Another similarity is that Stray Kids was initially more popular in the international market, especially in North America, before more of the Korean public started to take notice. Despite debuting from JYP, Stray Kids did not see commercial success from the beginning like many of the agency’s artists do. Korea is usually not even among the top 10 countries that watch Stray Kids’ content on YouTube.
One photo that went viral among fans, taken during the band’s Seoul concert in 2019, shows that only a small fraction of ticket purchases were made under Korean names; suggesting that even at a domestic concert, most of the attendees were non-Korean. Although Stray Kids has quickly gained Korean fans since its 2020 hit song “God’s Menu,” it is still frequently described as being more popular abroad. Two members — Bang Chan and Felix — being Australian also helps Stray Kids connect well with international audiences.
Considering Stray Kids’ steadily growing track record, it is clear that the band is a top K-pop act with plenty of room for growth, similar to how BTS grew its career. Does that mean it is “the next BTS” that the Korean media is desperate to find?
Experts and industry insiders say the K-pop industry’s incessant search for a post-BTS success story may be anachronistic in today’s shifted K-pop scene.
“A lot of people think BTS going away will somehow be a career boost opportunity for other acts, especially boy bands,” said an insider at a Korean entertainment agency. “But the slice of the pie [in the K-pop market] for boy bands has become too small. So it doesn’t matter if BTS is there or not. The top spots on domestic music charts are all girl groups, who are widely loved by the public. Until the mid-2010s, it was the golden age of boy bands and a dark age for girl groups. Now it’s the complete opposite, other than [boy bands’] bizarrely high CD sales.”
If anything, they suggest that the industry thinks outside the box and not presume that “the next BTS” will necessarily be another male artist.
“The phrase ‘BTS’s level of popularity’ includes so many aspects,” said pop music critic Jung Min-jae, who also serves on the annual Korean Music Awards’ selection committee. “So I’m skeptical that there will be ‘the next BTS’ in the near future, at least among current boy bands. If I had to choose, the closest thing we have right now is Blackpink. It’s more likely to be a girl group in the future.
“Seventeen, NCT, and Stray Kids are often brought up as potential candidates, but their musical styles aren’t exactly what appeals to the general public. They’re rather convoluted, which many boy bands today are criticized for. Remember that BTS, which started as a hip-hop group, shifted to bubbly pop tunes for a wider audience and to get that Billboard spot. Without changes to their music, I don’t see any of the current male K-pop idols reaching BTS’s level of success.”

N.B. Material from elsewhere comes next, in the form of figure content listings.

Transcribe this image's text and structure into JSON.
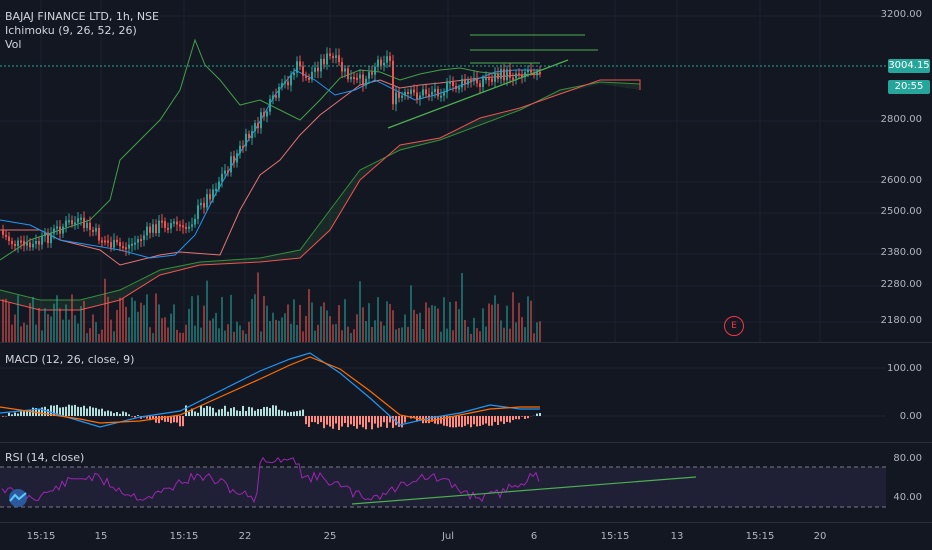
{
  "legend": {
    "symbol_line": "BAJAJ FINANCE LTD, 1h, NSE",
    "ichimoku": "Ichimoku (9, 26, 52, 26)",
    "vol": "Vol",
    "macd": "MACD (12, 26, close, 9)",
    "rsi": "RSI (14, close)"
  },
  "price_axis": [
    "3200.00",
    "2800.00",
    "2600.00",
    "2500.00",
    "2380.00",
    "2280.00",
    "2180.00"
  ],
  "current_price": "3004.15",
  "countdown": "20:55",
  "macd_axis": [
    "100.00",
    "0.00"
  ],
  "rsi_axis": [
    "80.00",
    "40.00"
  ],
  "time_axis": [
    "15:15",
    "15",
    "15:15",
    "22",
    "25",
    "Jul",
    "6",
    "15:15",
    "13",
    "15:15",
    "20"
  ],
  "earnings_marker": "E",
  "colors": {
    "background": "#131722",
    "up": "#26a69a",
    "down": "#ef5350",
    "trendline": "#4caf50",
    "macd_line": "#2196f3",
    "signal_line": "#ff6d00",
    "rsi_line": "#9c27b0",
    "price_tag": "#26a69a",
    "countdown_tag": "#26a69a"
  }
}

“It’s just that BTS also became very popular abroad; it doesn’t mean their domestic fandom was weak before that by any means,” he said. “There was a rivalry between BTS and Exo, so the domestic ARMY was already quite formidable before BTS’s global success. In 2013, there weren’t nearly as many idol groups as today, so each boy band could secure a sizeable fandom. Nowadays, the market is too saturated for that.”
“Topping the Billboard 200 is a remarkable achievement, but CD sales are almost entirely driven by fans,” Jung continued. “If another boy band produces a high-ranking, long-running hit song on domestic charts and the Billboard Hot 100, like ‘Dynamite’ and ‘Butter,’ then maybe we can start talking about the next BTS.”